As shown in Figure 3, when using the high temperature setting (100°C), there is a marked increase in the amount of residue removed with the longer cleaning time (120 seconds). Note that the interaction lines do not need to overlap for a significant interaction effect. Graphically, the interaction effect is shown by a twisting in the response plane, as shown in the surface plot in Figure 4 and in the contour plot in Figure 5.


Clearly, the optimum settings involve higher temperatures with longer cleaning times. From Figure 2, a regression model using uncoded units may be expressed as:
(2) Residue = 7.9526 + (0.0242*Temperature) - (0.0253*Time) + (0.0006*Temperature*Time)
Note that the insignificant term (Time) remains in the model as a main effect solely because it is included in the interaction effect. This is because the principle of hierarchy is used. 2
Six Sigma practitioners may sometimes overlook or misinterpret interaction effects in designed experiments. The above example demonstrates how to identify interaction effects and illustrates the effect on the response variable. When interactions are present, “optimal” settings obtained from main effects alone may produce non-optimal results.
References
1. For more information on power and sample size determination, see Keith M. Bower, “Sample Size Determination for the Test of One Proportion,” International Society of Six Sigma Professionals: EXTRAOrdinary Sense 3, no. 1 (2002): 6-7.
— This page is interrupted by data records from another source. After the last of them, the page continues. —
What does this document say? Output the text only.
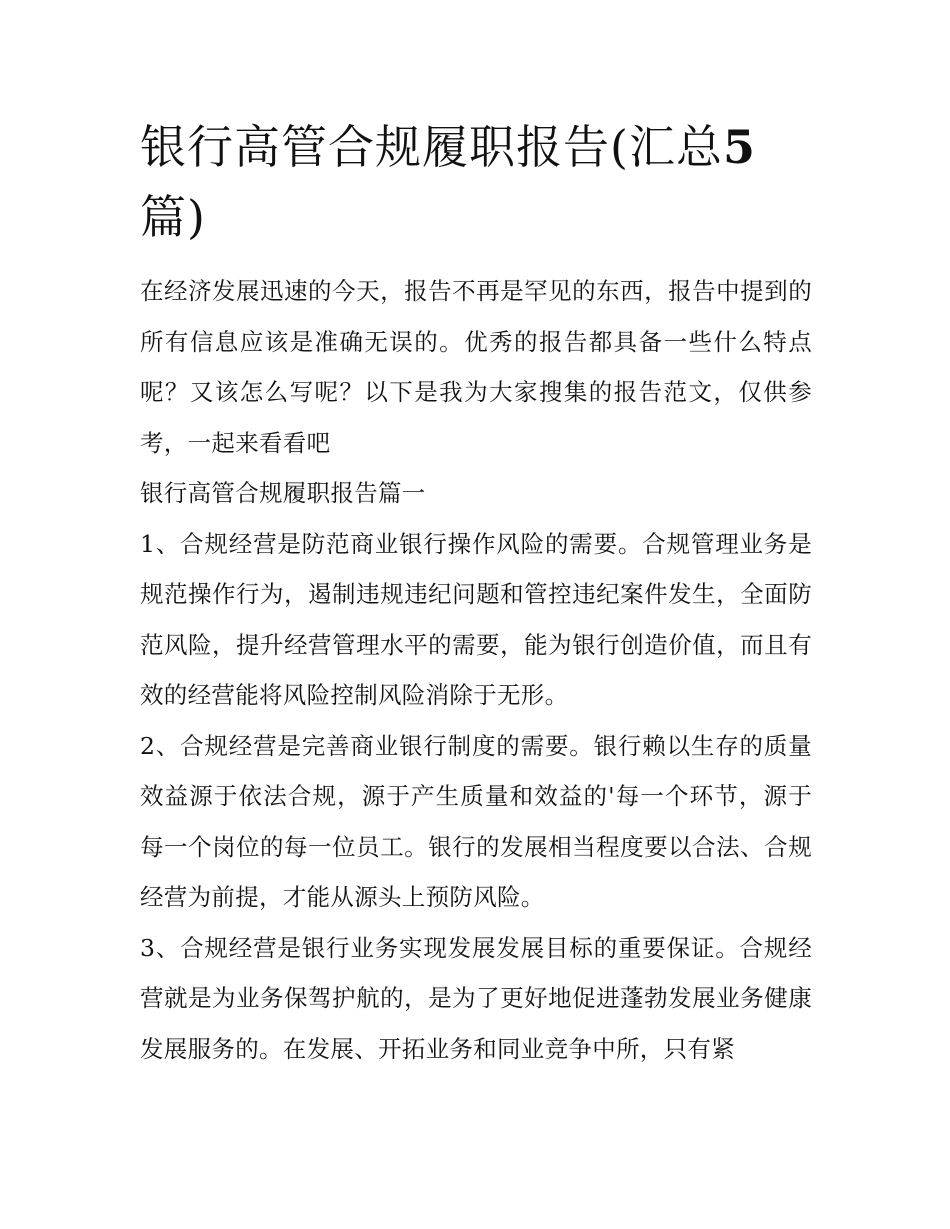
银行高管合规履职报告(汇总5
篇)

在经济发展迅速的今天，报告不再是罕见的东西，报告中提到的所有信息应该是准确无误的。优秀的报告都具备一些什么特点呢？又该怎么写呢？以下是我为大家搜集的报告范文，仅供参考，一起来看看吧

银行高管合规履职报告篇一

1、合规经营是防范商业银行操作风险的需要。合规管理业务是规范操作行为，遏制违规违纪问题和管控违纪案件发生，全面防范风险，提升经营管理水平的需要，能为银行创造价值，而且有效的经营能将风险控制风险消除于无形。

2、合规经营是完善商业银行制度的需要。银行赖以生存的质量效益源于依法合规，源于产生质量和效益的'每一个环节，源于每一个岗位的每一位员工。银行的发展相当程度要以合法、合规经营为前提，才能从源头上预防风险。

3、合规经营是银行业务实现发展发展目标的重要保证。合规经营就是为业务保驾护航的，是为了更好地促进蓬勃发展业务健康发展服务的。在发展、开拓业务和同业竞争中所，只有紧
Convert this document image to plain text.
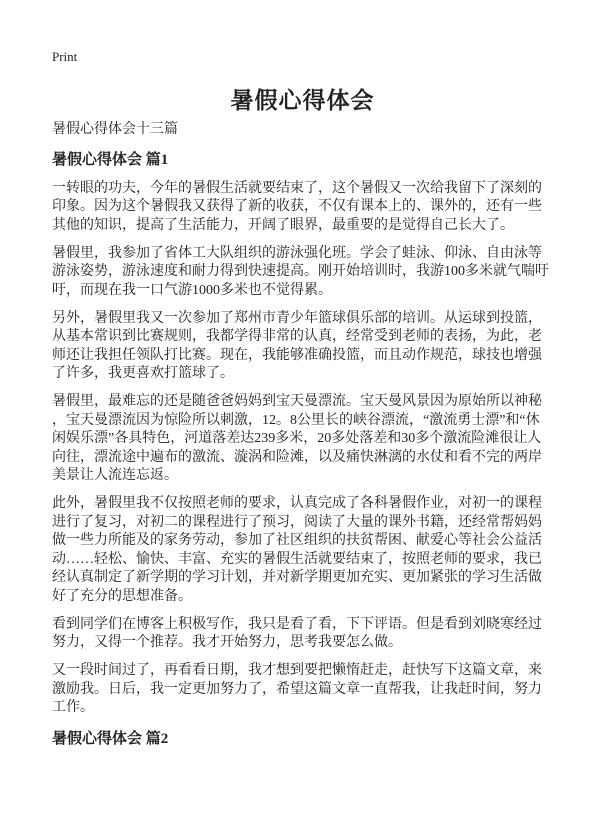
Print
暑假心得体会
暑假心得体会十三篇
暑假心得体会 篇1

一转眼的功夫，今年的暑假生活就要结束了，这个暑假又一次给我留下了深刻的印象。因为这个暑假我又获得了新的收获，不仅有课本上的、课外的，还有一些其他的知识，提高了生活能力，开阔了眼界，最重要的是觉得自己长大了。

暑假里，我参加了省体工大队组织的游泳强化班。学会了蛙泳、仰泳、自由泳等游泳姿势，游泳速度和耐力得到快速提高。刚开始培训时，我游100多米就气喘吁吁，而现在我一口气游1000多米也不觉得累。

另外，暑假里我又一次参加了郑州市青少年篮球俱乐部的培训。从运球到投篮，从基本常识到比赛规则，我都学得非常的认真，经常受到老师的表扬，为此，老师还让我担任领队打比赛。现在，我能够准确投篮，而且动作规范，球技也增强了许多，我更喜欢打篮球了。

暑假里，最难忘的还是随爸爸妈妈到宝天曼漂流。宝天曼风景因为原始所以神秘，宝天曼漂流因为惊险所以刺激，12。8公里长的峡谷漂流，“激流勇士漂”和“休闲娱乐漂”各具特色，河道落差达239多米，20多处落差和30多个激流险滩很让人向往，漂流途中遍布的激流、漩涡和险滩，以及痛快淋漓的水仗和看不完的两岸美景让人流连忘返。

此外，暑假里我不仅按照老师的要求，认真完成了各科暑假作业，对初一的课程进行了复习，对初二的课程进行了预习，阅读了大量的课外书籍，还经常帮妈妈做一些力所能及的家务劳动，参加了社区组织的扶贫帮困、献爱心等社会公益活动……轻松、愉快、丰富、充实的暑假生活就要结束了，按照老师的要求，我已经认真制定了新学期的学习计划，并对新学期更加充实、更加紧张的学习生活做好了充分的思想准备。

看到同学们在博客上积极写作，我只是看了看，下下评语。但是看到刘晓寒经过努力，又得一个推荐。我才开始努力，思考我要怎么做。

又一段时间过了，再看看日期，我才想到要把懒惰赶走，赶快写下这篇文章，来激励我。日后，我一定更加努力了，希望这篇文章一直帮我，让我赶时间，努力工作。

暑假心得体会 篇2
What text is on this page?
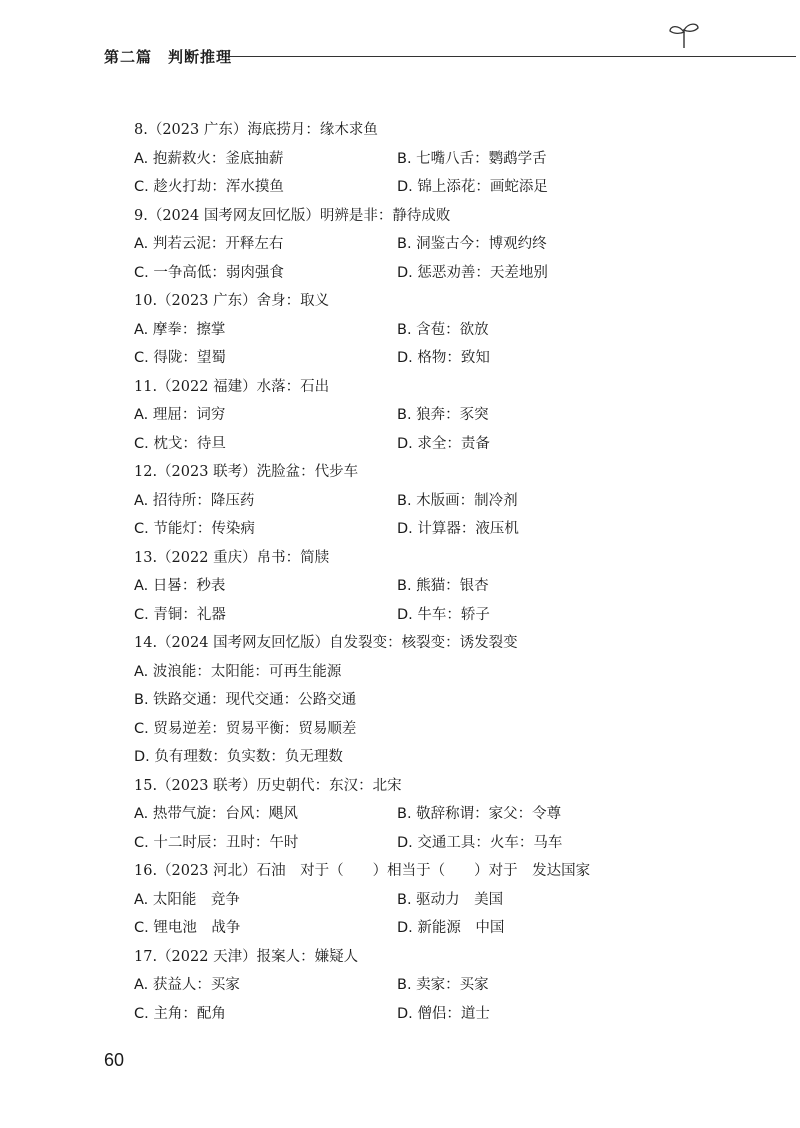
第二篇　判断推理
8.（2023 广东）海底捞月：缘木求鱼
A. 抱薪救火：釜底抽薪	B. 七嘴八舌：鹦鹉学舌
C. 趁火打劫：浑水摸鱼	D. 锦上添花：画蛇添足
9.（2024 国考网友回忆版）明辨是非：静待成败
A. 判若云泥：开释左右	B. 洞鉴古今：博观约终
C. 一争高低：弱肉强食	D. 惩恶劝善：天差地别
10.（2023 广东）舍身：取义
A. 摩拳：擦掌	B. 含苞：欲放
C. 得陇：望蜀	D. 格物：致知
11.（2022 福建）水落：石出
A. 理屈：词穷	B. 狼奔：豕突
C. 枕戈：待旦	D. 求全：责备
12.（2023 联考）洗脸盆：代步车
A. 招待所：降压药	B. 木版画：制冷剂
C. 节能灯：传染病	D. 计算器：液压机
13.（2022 重庆）帛书：简牍
A. 日晷：秒表	B. 熊猫：银杏
C. 青铜：礼器	D. 牛车：轿子
14.（2024 国考网友回忆版）自发裂变：核裂变：诱发裂变
A. 波浪能：太阳能：可再生能源
B. 铁路交通：现代交通：公路交通
C. 贸易逆差：贸易平衡：贸易顺差
D. 负有理数：负实数：负无理数
15.（2023 联考）历史朝代：东汉：北宋
A. 热带气旋：台风：飓风	B. 敬辞称谓：家父：令尊
C. 十二时辰：丑时：午时	D. 交通工具：火车：马车
16.（2023 河北）石油　对于（　　）相当于（　　）对于　发达国家
A. 太阳能　竞争	B. 驱动力　美国
C. 锂电池　战争	D. 新能源　中国
17.（2022 天津）报案人：嫌疑人
A. 获益人：买家	B. 卖家：买家
C. 主角：配角	D. 僧侣：道士
60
2. For more information on hierarchical models, see Douglas C. Montgomery, Design and Analysis of Experiments, 5th ed. (New York: John Wiley & Sons, Inc., 2001), 203, and Section 5-5 in Chapter 5 of the Supplemental Text Materials section.
Bibliography
1. Box, George E. P., William G. Hunter, and Stuart J. Hunter. Statistics for Experimenters: An Introduction to Design, Data Analysis, and ModelBuilding. New York: John Wiley & Sons, Inc., 1978.
2. Box, George E. P. “Do Interactions Matter?” Part B.1. in Box on Quality and Discovery: With Design, Control, and Robustness. New York: John Wiley and Sons, Inc., 2000.
3. Fisher, Ronald A. The Design of Experiments. 8th ed. New York: Hafner Publishing Company Inc., 1966.